Por qué mi hámster hace ruidos y qué significa cada sonido

Los hámsters no suelen ser animales muy ruidosos, por eso cualquier chillido, chasquido, resoplido o sonido extraño puede preocupar bastante. Algunos ruidos forman parte de su comunicación normal, pero otros pueden indicar miedo, estrés, dolor, enfado o dificultad respiratoria. Para interpretar bien lo que ocurre no basta con escuchar el sonido: hay que observar también su postura, el momento del día, si está comiendo, si se deja acercar, cómo respira y si ha cambiado su comportamiento habitual.

Por qué un hámster puede hacer ruidos

Un hámster puede emitir sonidos por muchas razones.
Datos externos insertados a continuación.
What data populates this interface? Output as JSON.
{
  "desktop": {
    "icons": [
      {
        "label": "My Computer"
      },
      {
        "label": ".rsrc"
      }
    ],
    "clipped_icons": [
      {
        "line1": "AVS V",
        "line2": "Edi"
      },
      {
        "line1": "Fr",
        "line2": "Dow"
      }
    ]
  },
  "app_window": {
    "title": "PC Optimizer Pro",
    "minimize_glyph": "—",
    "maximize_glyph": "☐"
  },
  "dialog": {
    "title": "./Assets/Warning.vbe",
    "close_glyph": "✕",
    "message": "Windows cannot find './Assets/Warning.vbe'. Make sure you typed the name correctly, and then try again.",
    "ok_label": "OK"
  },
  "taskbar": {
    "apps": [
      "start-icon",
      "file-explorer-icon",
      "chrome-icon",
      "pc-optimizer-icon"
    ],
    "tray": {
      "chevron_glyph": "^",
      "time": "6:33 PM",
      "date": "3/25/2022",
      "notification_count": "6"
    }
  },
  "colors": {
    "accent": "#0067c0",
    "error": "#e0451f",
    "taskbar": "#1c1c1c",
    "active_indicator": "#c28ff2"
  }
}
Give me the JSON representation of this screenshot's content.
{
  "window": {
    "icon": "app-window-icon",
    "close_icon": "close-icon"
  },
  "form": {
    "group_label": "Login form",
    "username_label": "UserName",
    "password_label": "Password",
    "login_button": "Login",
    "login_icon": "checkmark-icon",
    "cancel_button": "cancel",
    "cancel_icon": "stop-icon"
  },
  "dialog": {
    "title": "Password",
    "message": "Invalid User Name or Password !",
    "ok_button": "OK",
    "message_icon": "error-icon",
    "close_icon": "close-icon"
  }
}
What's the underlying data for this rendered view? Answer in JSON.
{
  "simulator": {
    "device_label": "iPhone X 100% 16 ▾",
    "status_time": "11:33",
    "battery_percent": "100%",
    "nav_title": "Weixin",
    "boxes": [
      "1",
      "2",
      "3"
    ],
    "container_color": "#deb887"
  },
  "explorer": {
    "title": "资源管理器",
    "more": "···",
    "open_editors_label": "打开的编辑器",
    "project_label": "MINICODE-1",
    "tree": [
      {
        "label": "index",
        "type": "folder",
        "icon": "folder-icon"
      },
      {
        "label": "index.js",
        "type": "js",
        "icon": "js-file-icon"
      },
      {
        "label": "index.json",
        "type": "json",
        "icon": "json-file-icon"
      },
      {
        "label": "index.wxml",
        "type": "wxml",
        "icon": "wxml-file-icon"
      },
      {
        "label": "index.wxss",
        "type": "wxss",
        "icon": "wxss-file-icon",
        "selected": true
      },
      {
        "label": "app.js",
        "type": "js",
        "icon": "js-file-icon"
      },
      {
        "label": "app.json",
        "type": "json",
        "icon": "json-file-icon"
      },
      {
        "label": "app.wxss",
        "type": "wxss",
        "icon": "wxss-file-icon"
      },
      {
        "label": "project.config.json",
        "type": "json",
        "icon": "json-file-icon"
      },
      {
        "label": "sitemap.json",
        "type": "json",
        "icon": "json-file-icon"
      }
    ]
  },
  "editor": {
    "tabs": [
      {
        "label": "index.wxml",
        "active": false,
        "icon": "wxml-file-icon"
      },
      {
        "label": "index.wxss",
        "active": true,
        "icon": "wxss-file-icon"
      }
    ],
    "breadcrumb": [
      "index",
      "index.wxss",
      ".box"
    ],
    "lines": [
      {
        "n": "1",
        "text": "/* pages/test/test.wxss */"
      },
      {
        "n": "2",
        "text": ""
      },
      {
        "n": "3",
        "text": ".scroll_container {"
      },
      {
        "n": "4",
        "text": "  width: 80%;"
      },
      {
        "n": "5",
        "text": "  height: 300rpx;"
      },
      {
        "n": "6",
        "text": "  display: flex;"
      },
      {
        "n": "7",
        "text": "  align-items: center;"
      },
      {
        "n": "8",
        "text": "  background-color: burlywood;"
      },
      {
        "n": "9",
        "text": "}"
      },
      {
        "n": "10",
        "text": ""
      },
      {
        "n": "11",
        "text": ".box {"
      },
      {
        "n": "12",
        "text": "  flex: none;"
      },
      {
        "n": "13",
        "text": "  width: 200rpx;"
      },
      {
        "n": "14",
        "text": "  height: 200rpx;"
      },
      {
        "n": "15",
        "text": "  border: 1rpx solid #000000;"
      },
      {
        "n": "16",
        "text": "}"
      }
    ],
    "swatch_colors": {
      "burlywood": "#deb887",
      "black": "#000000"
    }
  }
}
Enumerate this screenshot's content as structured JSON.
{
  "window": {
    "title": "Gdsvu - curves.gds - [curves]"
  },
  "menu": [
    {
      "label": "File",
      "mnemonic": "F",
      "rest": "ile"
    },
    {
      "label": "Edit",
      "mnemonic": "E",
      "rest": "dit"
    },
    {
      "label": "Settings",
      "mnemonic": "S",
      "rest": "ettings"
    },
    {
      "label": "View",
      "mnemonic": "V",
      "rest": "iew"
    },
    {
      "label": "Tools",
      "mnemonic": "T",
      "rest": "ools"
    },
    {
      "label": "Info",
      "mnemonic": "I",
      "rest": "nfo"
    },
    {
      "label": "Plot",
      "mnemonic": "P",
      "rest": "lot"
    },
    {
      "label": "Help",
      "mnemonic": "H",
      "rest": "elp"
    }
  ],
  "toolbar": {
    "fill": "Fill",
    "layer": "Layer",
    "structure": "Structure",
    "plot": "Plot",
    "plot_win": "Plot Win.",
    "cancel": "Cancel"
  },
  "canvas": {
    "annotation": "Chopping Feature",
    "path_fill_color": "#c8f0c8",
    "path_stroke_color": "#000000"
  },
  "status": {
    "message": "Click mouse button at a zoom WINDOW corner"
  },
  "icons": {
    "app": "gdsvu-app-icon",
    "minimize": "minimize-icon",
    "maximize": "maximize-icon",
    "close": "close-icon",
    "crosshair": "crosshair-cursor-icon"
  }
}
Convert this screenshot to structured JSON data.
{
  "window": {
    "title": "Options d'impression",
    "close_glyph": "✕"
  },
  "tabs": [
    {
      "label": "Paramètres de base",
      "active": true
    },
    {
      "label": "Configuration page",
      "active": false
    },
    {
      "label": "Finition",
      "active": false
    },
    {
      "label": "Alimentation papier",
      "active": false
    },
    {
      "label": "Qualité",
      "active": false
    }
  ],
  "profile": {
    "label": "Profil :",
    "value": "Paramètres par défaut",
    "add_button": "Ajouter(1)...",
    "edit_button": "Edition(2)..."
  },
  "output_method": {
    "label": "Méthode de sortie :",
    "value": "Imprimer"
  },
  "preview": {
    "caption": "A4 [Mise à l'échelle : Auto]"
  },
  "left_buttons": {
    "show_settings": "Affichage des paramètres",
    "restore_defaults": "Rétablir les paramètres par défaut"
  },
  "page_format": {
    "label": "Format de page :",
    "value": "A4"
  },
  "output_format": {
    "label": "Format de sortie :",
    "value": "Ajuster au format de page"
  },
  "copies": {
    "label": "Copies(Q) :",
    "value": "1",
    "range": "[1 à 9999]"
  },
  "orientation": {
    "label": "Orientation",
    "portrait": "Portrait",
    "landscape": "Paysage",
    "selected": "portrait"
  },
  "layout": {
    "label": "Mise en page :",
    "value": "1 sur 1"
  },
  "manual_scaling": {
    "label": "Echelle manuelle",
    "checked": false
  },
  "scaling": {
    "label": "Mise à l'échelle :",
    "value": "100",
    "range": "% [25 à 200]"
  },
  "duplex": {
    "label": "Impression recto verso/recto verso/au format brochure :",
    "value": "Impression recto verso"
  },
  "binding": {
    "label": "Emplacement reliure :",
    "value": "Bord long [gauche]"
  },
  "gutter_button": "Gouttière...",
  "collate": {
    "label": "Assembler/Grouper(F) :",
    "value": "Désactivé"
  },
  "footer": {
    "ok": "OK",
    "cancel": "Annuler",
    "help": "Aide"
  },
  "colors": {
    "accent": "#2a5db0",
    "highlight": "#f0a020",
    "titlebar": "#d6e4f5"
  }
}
Puede estar asustado, sentirse acorralado, defender su refugio, protestar porque lo han despertado, comunicarse con otro hámster o reaccionar ante una molestia física. También hay sonidos que no son vocalizaciones, sino ruidos producidos al roer barrotes, correr en la rueda, escarbar el sustrato o mover comida dentro de los abazones.

La clave está en diferenciar un ruido ocasional de un cambio persistente. Si el hámster hace un pequeño sonido al asustarse y luego vuelve a comportarse con normalidad, probablemente no sea grave. En cambio, si los ruidos se repiten, aparecen junto a respiración rara, apatía, pérdida de apetito, pelo erizado o agresividad repentina, conviene tomarlo como una señal de alerta.

También importa conocer a tu propio hámster. Algunos son más silenciosos y otros hacen pequeños sonidos al explorar o al interactuar. Lo importante es comparar el comportamiento actual con su rutina normal. Si nunca hacía ruido y ahora emite sonidos frecuentes, se esconde más o parece incómodo, es mejor revisar el entorno y valorar una consulta con un veterinario especializado en animales exóticos.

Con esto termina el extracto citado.